Q: This past fall, the WHO issued guidelines to immediately start drug treatment for anyone diagnosed with HIV—potentially, nearly 40 million people globally. How will this affect drug resistance?
A: I think the new guidelines are the best approach for stemming the spread of the epidemic, but I also think it’s foolhardy not to put in place the correct diagnostics for drug resistance. There is no single mention of the word “resistance” in their plan to get everyone on treatment and virologically suppressed. You’re putting people on drugs because politically it sounds great. But at the end of the day, you’re not doing anyone any good if the drugs aren’t working. Year on year, both transmitted and acquired resistance to HIV antiretrovirals is increasing worldwide.
Q: You and cofounder David Raiser named your company Aldatu, which is a Basque word.

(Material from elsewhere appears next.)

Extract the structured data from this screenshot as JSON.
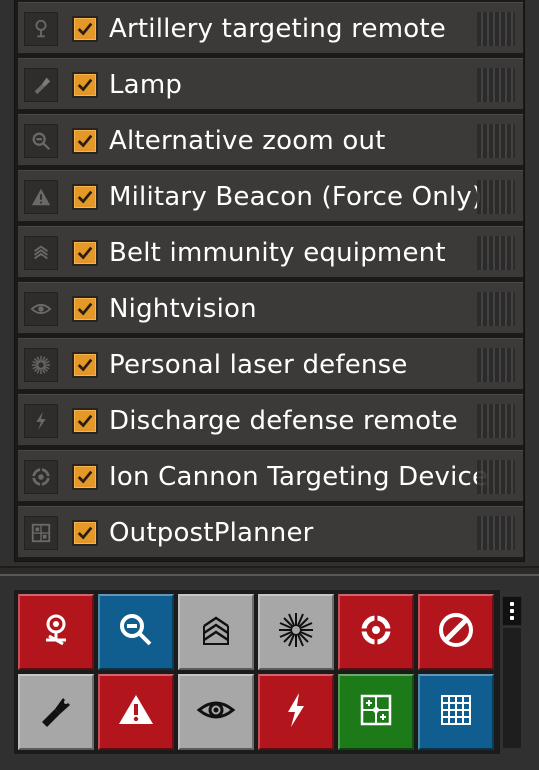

What does it mean?
A: Dave and I didn’t want to go with a science-sounding name, because everyone does that. So we looked at words that meant “adapt,” because what PANDAA does is adapt qPCR for HIV drug-resistance testing. “Aldatu” not only means “change” but also, in a more poetic translation, “to become something different.” Creating a startup company was never in my five-year plan. I was going to be an academic scientist, and Dave was going to be a management consultant. The word “Aldatu” refers to the novel technology, what it does to the HIV genome when we’re running the test—and how this whole experience has changed us.